Frieden urged health facilities to employ a "detect and protect" strategy, which involves identifying the presence of the organism and protecting other patients to prevent its spread.

In February, Rush started screening all adult ICU patients upon admission and all adult patients directly transferred from any outside facility to a medical unit, said Mary Alice Lavin, Rush's director of infection prevention and control.
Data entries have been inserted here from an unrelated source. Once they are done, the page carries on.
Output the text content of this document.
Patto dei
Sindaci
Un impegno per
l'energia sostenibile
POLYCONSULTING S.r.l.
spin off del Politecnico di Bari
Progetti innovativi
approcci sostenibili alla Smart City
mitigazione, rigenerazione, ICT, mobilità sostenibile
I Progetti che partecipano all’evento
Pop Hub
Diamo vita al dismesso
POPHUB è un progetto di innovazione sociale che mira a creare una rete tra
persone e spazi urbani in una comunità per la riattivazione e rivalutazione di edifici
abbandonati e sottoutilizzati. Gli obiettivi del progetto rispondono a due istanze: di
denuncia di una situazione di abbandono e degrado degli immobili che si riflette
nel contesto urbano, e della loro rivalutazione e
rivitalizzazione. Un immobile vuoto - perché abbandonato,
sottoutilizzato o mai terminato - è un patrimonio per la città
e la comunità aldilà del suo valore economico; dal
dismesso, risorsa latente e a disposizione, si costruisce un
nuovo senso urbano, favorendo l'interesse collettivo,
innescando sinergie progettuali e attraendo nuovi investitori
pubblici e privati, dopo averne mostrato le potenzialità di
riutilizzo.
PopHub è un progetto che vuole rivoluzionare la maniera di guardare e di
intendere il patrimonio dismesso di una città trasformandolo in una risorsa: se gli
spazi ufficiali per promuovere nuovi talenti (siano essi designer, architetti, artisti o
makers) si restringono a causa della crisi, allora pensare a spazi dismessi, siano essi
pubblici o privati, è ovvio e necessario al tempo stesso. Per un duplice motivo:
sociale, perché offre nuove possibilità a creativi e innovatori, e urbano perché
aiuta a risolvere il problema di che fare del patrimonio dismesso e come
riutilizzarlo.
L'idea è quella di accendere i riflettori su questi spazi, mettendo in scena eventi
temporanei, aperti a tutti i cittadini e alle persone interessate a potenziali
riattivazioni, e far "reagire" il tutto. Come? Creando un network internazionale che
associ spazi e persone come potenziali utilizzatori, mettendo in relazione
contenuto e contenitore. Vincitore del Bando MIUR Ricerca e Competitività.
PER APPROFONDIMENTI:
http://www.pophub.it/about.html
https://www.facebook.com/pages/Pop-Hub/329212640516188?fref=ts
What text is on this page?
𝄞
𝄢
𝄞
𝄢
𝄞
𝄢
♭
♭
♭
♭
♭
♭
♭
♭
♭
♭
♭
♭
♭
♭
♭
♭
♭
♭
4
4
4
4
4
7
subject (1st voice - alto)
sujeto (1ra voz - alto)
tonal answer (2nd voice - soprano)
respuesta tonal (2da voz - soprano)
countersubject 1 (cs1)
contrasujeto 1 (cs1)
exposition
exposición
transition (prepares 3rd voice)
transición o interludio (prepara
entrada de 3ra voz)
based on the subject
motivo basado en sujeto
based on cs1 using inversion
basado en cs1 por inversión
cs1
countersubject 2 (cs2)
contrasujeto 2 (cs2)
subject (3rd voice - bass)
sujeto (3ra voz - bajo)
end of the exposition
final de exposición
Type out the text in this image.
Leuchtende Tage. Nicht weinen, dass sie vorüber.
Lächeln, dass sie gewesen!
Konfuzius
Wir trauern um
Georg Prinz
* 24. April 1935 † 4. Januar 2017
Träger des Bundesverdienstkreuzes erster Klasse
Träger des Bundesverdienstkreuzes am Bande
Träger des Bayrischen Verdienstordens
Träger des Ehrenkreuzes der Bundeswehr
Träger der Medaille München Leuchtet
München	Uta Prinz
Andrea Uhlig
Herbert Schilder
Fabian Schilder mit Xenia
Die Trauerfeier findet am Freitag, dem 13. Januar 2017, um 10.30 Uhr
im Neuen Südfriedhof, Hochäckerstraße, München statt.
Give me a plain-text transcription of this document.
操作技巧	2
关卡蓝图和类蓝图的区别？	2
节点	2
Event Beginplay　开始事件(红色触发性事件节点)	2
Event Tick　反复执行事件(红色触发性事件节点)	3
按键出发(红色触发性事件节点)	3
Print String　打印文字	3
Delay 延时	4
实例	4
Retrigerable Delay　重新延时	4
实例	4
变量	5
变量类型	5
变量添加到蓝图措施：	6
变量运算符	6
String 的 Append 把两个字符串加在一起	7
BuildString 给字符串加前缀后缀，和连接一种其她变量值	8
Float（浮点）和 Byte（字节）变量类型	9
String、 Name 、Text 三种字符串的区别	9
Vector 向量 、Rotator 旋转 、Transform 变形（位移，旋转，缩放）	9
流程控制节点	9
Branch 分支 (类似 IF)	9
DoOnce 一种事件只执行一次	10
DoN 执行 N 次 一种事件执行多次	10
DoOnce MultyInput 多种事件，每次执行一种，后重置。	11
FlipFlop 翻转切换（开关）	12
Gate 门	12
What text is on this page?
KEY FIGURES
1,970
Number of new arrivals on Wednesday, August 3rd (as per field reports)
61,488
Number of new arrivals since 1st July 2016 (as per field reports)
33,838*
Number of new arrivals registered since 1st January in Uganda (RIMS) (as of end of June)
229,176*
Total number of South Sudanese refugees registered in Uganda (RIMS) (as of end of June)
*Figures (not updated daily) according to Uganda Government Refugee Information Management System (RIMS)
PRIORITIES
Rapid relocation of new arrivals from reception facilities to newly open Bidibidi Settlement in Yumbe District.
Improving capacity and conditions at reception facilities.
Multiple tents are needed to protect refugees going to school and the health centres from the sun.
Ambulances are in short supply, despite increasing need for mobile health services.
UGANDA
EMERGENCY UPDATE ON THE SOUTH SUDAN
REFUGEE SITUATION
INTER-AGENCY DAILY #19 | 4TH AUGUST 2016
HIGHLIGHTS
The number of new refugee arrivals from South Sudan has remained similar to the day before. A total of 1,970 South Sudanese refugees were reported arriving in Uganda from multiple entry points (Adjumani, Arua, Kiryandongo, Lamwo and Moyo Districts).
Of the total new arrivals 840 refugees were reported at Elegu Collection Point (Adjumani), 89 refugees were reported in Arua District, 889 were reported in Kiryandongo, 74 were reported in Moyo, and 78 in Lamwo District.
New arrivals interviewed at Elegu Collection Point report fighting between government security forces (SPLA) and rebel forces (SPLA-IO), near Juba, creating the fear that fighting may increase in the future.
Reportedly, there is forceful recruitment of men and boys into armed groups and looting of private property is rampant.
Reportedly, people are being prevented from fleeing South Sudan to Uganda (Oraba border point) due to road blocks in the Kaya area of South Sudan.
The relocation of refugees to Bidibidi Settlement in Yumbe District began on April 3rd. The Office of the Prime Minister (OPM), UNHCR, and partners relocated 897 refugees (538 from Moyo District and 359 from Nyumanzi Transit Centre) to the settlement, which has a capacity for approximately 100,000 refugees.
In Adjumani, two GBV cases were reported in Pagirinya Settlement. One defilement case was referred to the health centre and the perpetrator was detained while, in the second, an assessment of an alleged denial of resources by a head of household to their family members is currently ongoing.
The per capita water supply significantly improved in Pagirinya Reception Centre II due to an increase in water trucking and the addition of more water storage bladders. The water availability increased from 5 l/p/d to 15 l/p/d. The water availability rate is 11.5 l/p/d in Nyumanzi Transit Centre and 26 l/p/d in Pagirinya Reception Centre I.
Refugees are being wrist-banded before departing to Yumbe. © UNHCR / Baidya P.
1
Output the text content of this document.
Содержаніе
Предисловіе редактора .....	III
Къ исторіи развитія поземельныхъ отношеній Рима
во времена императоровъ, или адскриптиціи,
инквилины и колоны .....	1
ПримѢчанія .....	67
"We're being proactive in our approach to identify infected patients so that we can put them in isolation and use contact precautions like (protective) gloves and gowns," Lavin said.

Patients whose clinical cultures detect CRE are not placed in rooms with uninfected patients, and all patients in the medical unit where the CRE patient stayed are screened to make sure the bacteria was not transmitted, she said.

"We have been very successful with that approach," Lavin said.

Given the seriousness of the problem, Hayden said health professionals need to take a broad approach.

"We need help from people at the highest level to address this in a long-term, big-picture way," she said. "We need new antibiotics. We need to study the best ways to address this problem with health care workers. But we don't need panic. That's not particularly helpful. We need a measured approach to this."

Frieden said health facilities have been successful in controlling CRE by using CDC-recommended prevention and control techniques.

But Betsy McCaughey, chairman and founder of the Committee to Reduce Infection Deaths, a patient advocacy group, said CDC officials haven't gone far enough. She wants the CDC to push for mandatory CRE screenings at hospitals in all states and require public reporting of data.

"If patients are going into the hospital for something elective like a hip replacement, they would want to avoid going into a hospital that is battling carbapenem-resistant bacteria," she said.

Health authorities advise consumers to take simple precautions to protect themselves, such as frequent hand washing. They also say people should avoid taking antibiotics unnecessarily because overuse can contribute to the development of drug-resistant organisms, decreasing treatment options. Antibiotics treat bacterial infections, not viral illnesses.